Dask workers time out shortly after starting

Question

Good Afternoon SO, I am trying to deploy a WRF post-processing solution in Python using Dask and wrf-python that is run on a cluster, however I am encountering an issue with the interactivity between the dask scheduler and the worker instances.

In my process, I have a scheduler that is deployed on the primary script (That is run on the login node of the cluster) using the following code block:

    cLoop = IOLoop.current()
    t = Thread(target = cLoop.start, daemon = True)
    t.start()
    s = Scheduler(loop = cLoop, dashboard_address = None)
    s.start("tcp://: " + str(scheduler_port))
    dask_client = Client("tcp://" + socket.gethostname() + ":" + str(scheduler_port))

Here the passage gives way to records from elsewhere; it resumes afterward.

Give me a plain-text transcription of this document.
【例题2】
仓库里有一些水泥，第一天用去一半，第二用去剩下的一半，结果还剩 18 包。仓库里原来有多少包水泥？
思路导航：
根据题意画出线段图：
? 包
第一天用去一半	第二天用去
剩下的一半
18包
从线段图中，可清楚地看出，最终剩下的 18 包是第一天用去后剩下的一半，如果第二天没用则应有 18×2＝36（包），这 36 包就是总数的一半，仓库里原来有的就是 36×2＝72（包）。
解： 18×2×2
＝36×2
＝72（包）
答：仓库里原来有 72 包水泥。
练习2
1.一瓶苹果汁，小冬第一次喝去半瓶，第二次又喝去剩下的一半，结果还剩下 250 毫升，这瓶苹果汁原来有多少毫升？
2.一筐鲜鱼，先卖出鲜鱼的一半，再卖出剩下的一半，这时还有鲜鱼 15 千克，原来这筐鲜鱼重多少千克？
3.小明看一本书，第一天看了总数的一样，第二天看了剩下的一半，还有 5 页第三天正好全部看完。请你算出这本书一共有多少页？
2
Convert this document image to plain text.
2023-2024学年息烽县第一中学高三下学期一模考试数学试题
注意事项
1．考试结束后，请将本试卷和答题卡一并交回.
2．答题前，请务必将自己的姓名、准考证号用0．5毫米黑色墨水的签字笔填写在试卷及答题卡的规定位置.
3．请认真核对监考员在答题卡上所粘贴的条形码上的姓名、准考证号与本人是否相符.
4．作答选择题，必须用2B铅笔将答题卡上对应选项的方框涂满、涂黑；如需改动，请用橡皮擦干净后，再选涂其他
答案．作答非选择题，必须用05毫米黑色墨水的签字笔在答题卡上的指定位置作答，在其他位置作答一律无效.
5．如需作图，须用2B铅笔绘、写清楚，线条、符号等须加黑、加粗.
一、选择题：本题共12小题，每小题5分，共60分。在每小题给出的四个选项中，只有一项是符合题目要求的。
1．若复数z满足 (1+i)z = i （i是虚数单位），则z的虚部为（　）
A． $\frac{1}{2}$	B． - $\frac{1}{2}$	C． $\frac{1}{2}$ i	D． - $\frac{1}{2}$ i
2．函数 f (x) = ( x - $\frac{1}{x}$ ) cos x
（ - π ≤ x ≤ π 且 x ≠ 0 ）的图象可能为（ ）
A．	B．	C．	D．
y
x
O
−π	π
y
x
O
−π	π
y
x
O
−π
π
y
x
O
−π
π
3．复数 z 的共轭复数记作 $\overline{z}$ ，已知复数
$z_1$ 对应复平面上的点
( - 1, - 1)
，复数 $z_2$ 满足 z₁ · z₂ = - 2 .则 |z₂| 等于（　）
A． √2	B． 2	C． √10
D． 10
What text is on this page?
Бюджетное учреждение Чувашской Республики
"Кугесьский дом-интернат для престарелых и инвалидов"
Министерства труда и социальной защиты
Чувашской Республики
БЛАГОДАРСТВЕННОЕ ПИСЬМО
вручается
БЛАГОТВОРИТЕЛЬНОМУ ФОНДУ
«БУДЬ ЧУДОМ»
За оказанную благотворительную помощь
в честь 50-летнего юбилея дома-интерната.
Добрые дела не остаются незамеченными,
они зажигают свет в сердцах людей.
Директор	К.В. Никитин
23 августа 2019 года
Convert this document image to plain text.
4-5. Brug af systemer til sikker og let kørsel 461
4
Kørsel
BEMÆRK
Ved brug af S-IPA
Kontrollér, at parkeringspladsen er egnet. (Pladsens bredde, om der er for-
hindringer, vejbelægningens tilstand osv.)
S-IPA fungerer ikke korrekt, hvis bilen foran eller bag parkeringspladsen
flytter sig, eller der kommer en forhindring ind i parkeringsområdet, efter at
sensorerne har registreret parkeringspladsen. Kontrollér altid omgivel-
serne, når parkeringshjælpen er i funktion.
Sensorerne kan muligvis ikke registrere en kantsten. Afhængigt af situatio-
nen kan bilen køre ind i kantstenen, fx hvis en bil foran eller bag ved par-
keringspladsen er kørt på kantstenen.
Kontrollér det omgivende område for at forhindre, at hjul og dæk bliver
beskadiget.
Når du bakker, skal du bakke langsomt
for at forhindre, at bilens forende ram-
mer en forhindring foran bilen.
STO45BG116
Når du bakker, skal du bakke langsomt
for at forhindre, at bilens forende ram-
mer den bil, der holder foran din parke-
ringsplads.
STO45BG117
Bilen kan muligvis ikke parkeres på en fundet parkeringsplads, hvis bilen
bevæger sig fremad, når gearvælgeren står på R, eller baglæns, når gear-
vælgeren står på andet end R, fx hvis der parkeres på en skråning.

This script then waits for dask workers to be run on the compute nodes of the system which are initialized through two shell scripts (One for the job, another to start the worker):

#!/bin/bash
#COBALT -t 60
#COBALT -n 8
#COBALT -A climate_severe
#COBALT -q debug-cache-quad
#COBALT --attrs mcdram=cache:numa=quad

aprun -n ${COBALT_JOBSIZE} -N 1 -d 64 -j 1 ./launch-worker.sh

The second script is programatically generated based on what login node the original script is running on and configuration settings in the program

#!/bin/bash
export PYTHONPATH=${PYTHONPATH}:/projects/climate_severe/wrf-run/post/Python/

/projects/climate_severe/Python/anaconda/bin/python3.7 -m distributed.cli.dask_worker \
thetalogin4:12345 --nprocs 1\
 --death-timeout 120 --no-dashboard

This setup functions and the workers connect to the scheduler, however they terminate about a minute or two after the initial connection is made. The scheduler does not push any errors to the python terminal (Debug prints are turned on via: logging.basicConfig(format='%(levelname)s:%(message)s', level=logging.DEBUG)). The worker information is pushed to the job error file which is generated during the run:

distributed.worker - INFO -       Start worker at:  tcp://10.236.16.130:16839
distributed.worker - INFO -          Listening to:  tcp://10.236.16.130:16839
distributed.worker - INFO - Waiting to connect to:    tcp://thetalogin4:12345
distributed.worker - INFO - -------------------------------------------------
distributed.worker - INFO -               Threads:                        256
distributed.worker - INFO -                Memory:                  202.69 GB
distributed.worker - INFO -       Local Directory: /lus/theta-fs0/projects/climate_severe/runs/20180601/postprd/worker-4u3lent8
.
.
.
distributed.core - INFO - Event loop was unresponsive in Worker for 25.80s.  This is often caused by long-running GIL-holding functions or moving large chunks of data. This can cause timeouts and instability.
distributed.worker - ERROR - Worker stream died during communication: tcp://10.236.16.120:15761
Traceback (most recent call last):
  File "/projects/climate_severe/Python/anaconda/lib/python3.7/site-packages/distributed/comm/core.py", line 218, in connect
    quiet_exceptions=EnvironmentError,
  File "/projects/climate_severe/Python/anaconda/lib/python3.7/site-packages/tornado/gen.py", line 729, in run
    value = future.result()
tornado.util.TimeoutError: Timeout

After this error, there are many more that are quickly pushed regarding StreamClosedError and dependencies that are missing:

OSError: Timed out trying to connect to 'tcp://10.236.16.120:15761' after 10 s: in <distributed.comm.tcp.TCPConnector object at 0x2aaaed9616a0>: ConnectionRefusedError: [Errno 111] Connection refused
distributed.worker - INFO - Can't find dependencies for key ('wrapped_add_then_div-fe3451c36b590fa821c9101013c573b4', 0, 0, 0)
distributed.worker - INFO - Dependent not found: ('getitem-6f7afbff56ac240317ffbfde59bfcb8a', 0, 0, 0) 0 .  Asking scheduler
distributed.worker - ERROR - Worker stream died during communication: tcp://10.236.16.130:28228

The requested function is located in a python script in the directory on PYTHONPATH (Set in the launch-worker.sh script).

What baffles me here is I had a minimal working version of this package (One node, 8 processes) using a few variables that happened one time, but the moment I started increasing the number of variables it started doing this. I have tried changing the setup to 8 nodes, 1 process on each to increase the memory allowance from 16GB to the full 200GB, I have even reduced the script to only post-process a single variable, and nothing so far has completed successfully (I get this same error each time).

Any assistance on identifying the source of the problem here would be greatly appreciated, the full code is available on GitHub if additional context is needed.

Thanks!

Dask workers time out shortly after starting

0 Answers0